Laurent Bucyibaruta’s long legal journey began with a complaint filed in January 2000 by FIDH and Survie. A few weeks later, Laurent Bucyibaruta was arrested and imprisoned in the Health Prison. He was released in December 2000, but was placed under judicial supervision.
In 2007, the ICTR issued an international arrest warrant against him. Laurent Bucyibaruta was then arrested by the judicial police of Reims at his home, in the department of Aube, but, considering that the arrest warrant was not valid, he was released again. In August 2007, the ICTR issued a second arrest warrant before, finally, relinquishing jurisdiction in favor of the French courts, which would conduct their investigations for eleven years. Laurent Bucyibaruta, who was released after three months of detention for health reasons, appealed against his sentence.
Laurent Website
Historical companion of President Juvénal Habyarimana, with whom he took power in July 1973, Laurent Serubuga was Deputy Chief of Staff of the Rwandan Armed Forces until 1992. A note from the General Directorate of External Security ( DGSE), written in September 1994 and revealed by Mediapart in 2019, presents him, along with Colonel Théoneste Bagosora, as an “extremist of the regime” and one of the “main sponsors of the attack of April 6, 1994”, this which he always disputed.
“This operation would have been premeditated for a long time by Hutu extremists, writes the DGSE about the attack against the plane of July 6, 1994, in which President Juvénal Habyarimana was killed and which served as a trigger to genocide. The assassination of moderate opposition ministers and Tutsi, less than half an hour after the explosion of the presidential Falcon, would confirm the high degree of preparation of this operation. »
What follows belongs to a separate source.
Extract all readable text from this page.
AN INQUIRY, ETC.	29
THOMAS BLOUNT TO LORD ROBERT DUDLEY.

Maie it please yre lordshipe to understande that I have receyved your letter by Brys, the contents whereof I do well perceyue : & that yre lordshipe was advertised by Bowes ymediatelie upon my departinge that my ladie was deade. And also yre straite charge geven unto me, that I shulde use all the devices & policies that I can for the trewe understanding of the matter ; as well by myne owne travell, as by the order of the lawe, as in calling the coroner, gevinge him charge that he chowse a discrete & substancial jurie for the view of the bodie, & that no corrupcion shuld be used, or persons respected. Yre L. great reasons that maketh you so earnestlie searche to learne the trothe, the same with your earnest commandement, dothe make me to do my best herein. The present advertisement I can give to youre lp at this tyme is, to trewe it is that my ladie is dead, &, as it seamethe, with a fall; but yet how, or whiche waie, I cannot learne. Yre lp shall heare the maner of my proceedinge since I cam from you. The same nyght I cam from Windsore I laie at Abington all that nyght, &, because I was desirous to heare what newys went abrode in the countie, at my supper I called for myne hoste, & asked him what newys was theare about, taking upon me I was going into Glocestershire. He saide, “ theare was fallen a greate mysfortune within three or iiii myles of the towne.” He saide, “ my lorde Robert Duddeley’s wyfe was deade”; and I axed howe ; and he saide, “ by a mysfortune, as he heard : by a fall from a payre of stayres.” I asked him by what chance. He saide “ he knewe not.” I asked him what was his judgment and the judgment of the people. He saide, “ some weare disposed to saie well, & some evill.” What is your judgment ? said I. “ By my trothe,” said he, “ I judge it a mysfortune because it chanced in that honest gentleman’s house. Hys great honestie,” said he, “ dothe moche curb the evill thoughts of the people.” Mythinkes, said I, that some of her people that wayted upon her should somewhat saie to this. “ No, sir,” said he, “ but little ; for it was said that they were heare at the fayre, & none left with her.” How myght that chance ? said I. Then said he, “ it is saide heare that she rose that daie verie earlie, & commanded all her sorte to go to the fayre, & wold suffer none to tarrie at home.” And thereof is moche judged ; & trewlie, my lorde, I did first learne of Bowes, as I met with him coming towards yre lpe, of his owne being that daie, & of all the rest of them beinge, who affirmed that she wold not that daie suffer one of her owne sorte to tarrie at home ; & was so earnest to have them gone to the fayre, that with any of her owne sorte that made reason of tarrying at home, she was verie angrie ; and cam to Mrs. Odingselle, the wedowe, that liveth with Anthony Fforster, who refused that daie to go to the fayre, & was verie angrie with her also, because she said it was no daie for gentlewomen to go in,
Théoneste Bagosora, who died in 2021 after being sentenced to thirty-five years in prison by the ICTR, and Laurent Serubuga “have long considered themselves the legitimate heirs of the regime, writes the DGSE. Their retirement, pronounced in 1992 by President Habyarimana, when they hoped to obtain the rank of general, was the source of heavy resentment. According to the association Survie, which lodged a complaint in 2001, Laurent Serubuga is accused of “having been one of the actors in the planning of the genocide, in particular of having organized ‘civilian self-defense’ “. The investigation has been closed since May 2017.
Eugène Rwamucyo
After a complaint filed by the SCRC in 2007, Eugène Rwamucyo, 63, was returned in October 2020 to the assizes for his participation in the genocide of the Tutsi. The former Rwandan doctor, who claims his innocence, is accused of having participated in meetings of genocidal leaders in Butare, in the south of Rwanda in 1994, and he is also suspected of having directed the burial operations of civilians.
Doctor at the Maubeuge hospital (North), he was suspended in October 2009 and then dismissed when the management of the establishment learned that he was the subject of an international arrest warrant issued by Rwanda. He was arrested six months later in the Paris region when he had just attended the funeral of Jean-Bosco Barayagwiza, co-founder of RTLM. The date of his trial at the assizes has not been set.